# Training and Tuning at Scale

#### Amazon SageMaker provides managed distributed training and tuning capabilities to improve training efficiency, and capabilities to organize and track ML experiments at scale. SageMaker enables techniques such as streaming data into algorithms by using pipe mode for training with data at scale and Managed Spot Training for reduced training costs. 

## ML training at scale with SageMaker distributed libraries

#### Two common scale challenges with ML projects are scaling training data and scaling model size. While increased training data volume, model size, and complexity can potentially result in a more accurate model, there is a limit to the data volume and the model size that you can use with a single compute node, CPU, or GPU. Increased training data volumes and model sizes typically result in more computations, and therefore training jobs take longer to finish, even when using powerful compute instances such as Amazon Elastic Compute Cloud (EC2) p3 and p4 instances.

#### Distributed training is a commonly used technique to speed up training when dealing with scale challenges. Training load can be distributed either across multiple compute instances (nodes), or across multiple CPUs and GPUs (devices) on a single compute instance. There are two strategies for distributed training – data parallelism and model parallelism. Their names are a good indication of what is involved with each strategy. With data parallelism, the training data is split up across multiple nodes (or devices). With model parallelism, the model is split up across the nodes (or devices).

#### Mixed-precision training is a popular technique to handle training at scale and reduce training time. Typically used on compute instances equipped with NVIDIA GPUs, mixed-precision training converts network weights from FP32 representation to FP16, calculates the gradients, converts weights back to FP32, multiplies by the learning rate, and finally updates the optimizer weights.

#### In the data parallelism distribution strategy, the ML algorithm or the neural network-based model is replicated on all devices, and each device processes a batch of data. Results from all devices are then combined. In the model parallelism distribution strategy, the model (which is the neural network) is split up across the devices. Batches of training data are sent to all devices so that the data can be processed by all parts of the model. 

#### Both data and model parallelism distribution strategies come with their own complexities. With data parallelism, each node (or device) is trained on a subset of data (called a mini-batch), and a mini-gradient is calculated. However, within each node, a mini-gradient average, with gradients coming from other nodes, should be calculated and communicated to all other nodes. This step is called all reduce, which is a communication overhead that grows as the training cluster is scaled up.

#### While model parallelism addresses the requirements of a model not fitting in a single device's memory by splitting it across devices, partitioning the model across multiple GPUs may lead to under-utilization. This is because training on GPUs is sequential in nature, where only one GPU is actively processing data while the other GPUs are waiting to be activated. To be effective, model parallelism should be coupled with a pipeline execution schedule to train the model across multiple nodes, and in turn, maximize GPU utilization. Now that you know two different distribution strategies, how do you choose between data and model parallelism?
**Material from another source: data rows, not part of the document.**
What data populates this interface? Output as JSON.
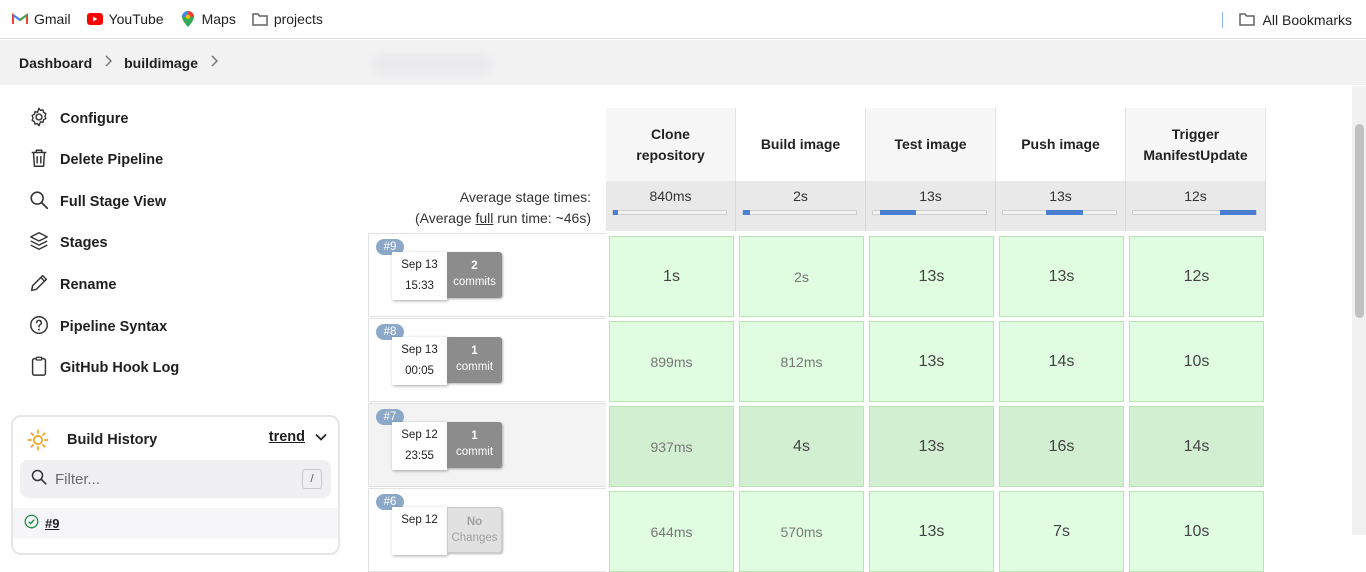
{
  "bookmarks": {
    "items": [
      {
        "label": "Gmail",
        "icon": "gmail-icon"
      },
      {
        "label": "YouTube",
        "icon": "youtube-icon"
      },
      {
        "label": "Maps",
        "icon": "maps-icon"
      },
      {
        "label": "projects",
        "icon": "folder-icon"
      }
    ],
    "all_label": "All Bookmarks"
  },
  "breadcrumb": {
    "items": [
      "Dashboard",
      "buildimage"
    ]
  },
  "sidebar": {
    "items": [
      {
        "label": "Configure",
        "icon": "gear-icon"
      },
      {
        "label": "Delete Pipeline",
        "icon": "trash-icon"
      },
      {
        "label": "Full Stage View",
        "icon": "search-icon"
      },
      {
        "label": "Stages",
        "icon": "layers-icon"
      },
      {
        "label": "Rename",
        "icon": "pencil-icon"
      },
      {
        "label": "Pipeline Syntax",
        "icon": "help-icon"
      },
      {
        "label": "GitHub Hook Log",
        "icon": "clipboard-icon"
      }
    ]
  },
  "build_history": {
    "title": "Build History",
    "trend_label": "trend",
    "filter_placeholder": "Filter...",
    "filter_shortcut": "/",
    "rows": [
      {
        "label": "#9",
        "status": "success"
      }
    ]
  },
  "stage_view": {
    "stages": [
      {
        "name_line1": "Clone",
        "name_line2": "repository",
        "avg": "840ms",
        "fill_start": 0.0,
        "fill_width": 0.02
      },
      {
        "name_line1": "Build image",
        "name_line2": "",
        "avg": "2s",
        "fill_start": 0.0,
        "fill_width": 0.06
      },
      {
        "name_line1": "Test image",
        "name_line2": "",
        "avg": "13s",
        "fill_start": 0.06,
        "fill_width": 0.32
      },
      {
        "name_line1": "Push image",
        "name_line2": "",
        "avg": "13s",
        "fill_start": 0.38,
        "fill_width": 0.33
      },
      {
        "name_line1": "Trigger",
        "name_line2": "ManifestUpdate",
        "avg": "12s",
        "fill_start": 0.71,
        "fill_width": 0.29
      }
    ],
    "avg_label_line1": "Average stage times:",
    "avg_label_line2_prefix": "(Average ",
    "avg_label_line2_link": "full",
    "avg_label_line2_suffix": " run time: ~46s)",
    "runs": [
      {
        "id": "#9",
        "date": "Sep 13",
        "time": "15:33",
        "commits_count": "2",
        "commits_label": "commits",
        "durations": [
          "1s",
          "2s",
          "13s",
          "13s",
          "12s"
        ]
      },
      {
        "id": "#8",
        "date": "Sep 13",
        "time": "00:05",
        "commits_count": "1",
        "commits_label": "commit",
        "durations": [
          "899ms",
          "812ms",
          "13s",
          "14s",
          "10s"
        ]
      },
      {
        "id": "#7",
        "date": "Sep 12",
        "time": "23:55",
        "commits_count": "1",
        "commits_label": "commit",
        "durations": [
          "937ms",
          "4s",
          "13s",
          "16s",
          "14s"
        ]
      },
      {
        "id": "#6",
        "date": "Sep 12",
        "time": "",
        "commits_count": "No",
        "commits_label": "Changes",
        "durations": [
          "644ms",
          "570ms",
          "13s",
          "7s",
          "10s"
        ]
      }
    ]
  },
  "colors": {
    "success_cell": "#e1fde1",
    "success_border": "#b7e5b2",
    "bar_fill": "#4a7fd4",
    "badge": "#8ca8c9"
  }
}
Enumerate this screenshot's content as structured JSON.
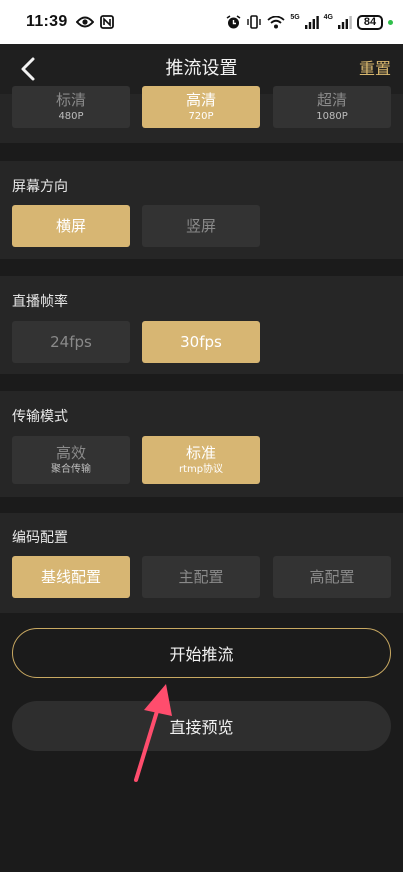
{
  "status_bar": {
    "time": "11:39",
    "battery": "84",
    "net_5g": "5G",
    "net_4g": "4G"
  },
  "header": {
    "title": "推流设置",
    "reset_label": "重置"
  },
  "sections": {
    "resolution": {
      "options": [
        {
          "label": "标清",
          "sub": "480P",
          "selected": false
        },
        {
          "label": "高清",
          "sub": "720P",
          "selected": true
        },
        {
          "label": "超清",
          "sub": "1080P",
          "selected": false
        }
      ]
    },
    "orientation": {
      "title": "屏幕方向",
      "options": [
        {
          "label": "横屏",
          "selected": true
        },
        {
          "label": "竖屏",
          "selected": false
        }
      ]
    },
    "framerate": {
      "title": "直播帧率",
      "options": [
        {
          "label": "24fps",
          "selected": false
        },
        {
          "label": "30fps",
          "selected": true
        }
      ]
    },
    "transport": {
      "title": "传输模式",
      "options": [
        {
          "label": "高效",
          "sub": "聚合传输",
          "selected": false
        },
        {
          "label": "标准",
          "sub": "rtmp协议",
          "selected": true
        }
      ]
    },
    "encoding": {
      "title": "编码配置",
      "options": [
        {
          "label": "基线配置",
          "selected": true
        },
        {
          "label": "主配置",
          "selected": false
        },
        {
          "label": "高配置",
          "selected": false
        }
      ]
    }
  },
  "buttons": {
    "start": "开始推流",
    "preview": "直接预览"
  },
  "colors": {
    "accent": "#d7b673",
    "background": "#1b1b1b",
    "section": "#262626",
    "option": "#333333",
    "arrow": "#ff4d6d"
  }
}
## Choosing between data and model parallelism

##### When choosing a distributed strategy to implement, keep in mind the following:

- Training on multiple nodes inherently causes inter-node communication overhead.
- Additionally, to meet security and regulatory requirements, you may choose to protect the data transmitted between the nodes by enabling inter-container encryption.
- Enabling inter-container encryption will further increase the training time.


#### Due to these reasons, use data parallelism if the trained model can fit in the memory of a single device or node. In situations where the model does not fit in the memory due to its size or complexity, you should experiment further with data parallelism before deciding on model parallelism.

- Tuning the model's hyperparameters: Tuning parameters such as the number of layers of a neural network, or the optimizer to use, affects the model's size considerably.
- Reducing the batch size: Experiment by incrementally reducing the batch size until the model fits in the memory. This experiment should balance out the model's memory needs with optimal batch size. Make sure you do not end up with a suboptimal small batch size just because training with a large batch size takes up most of the device memory.
- Reducing the model input size: If the model input is tabular, consider embedding vectors of reduced dimensions. Similarly, for natural language processing (NLP) models, reduce the input NLP sequence length, and if the input is an image, reduce image resolution.
- Using mixed-point precision: Experiment with mixed-precision training, which uses FP16 representation of weights during gradient calculation, to reduce memory consumption.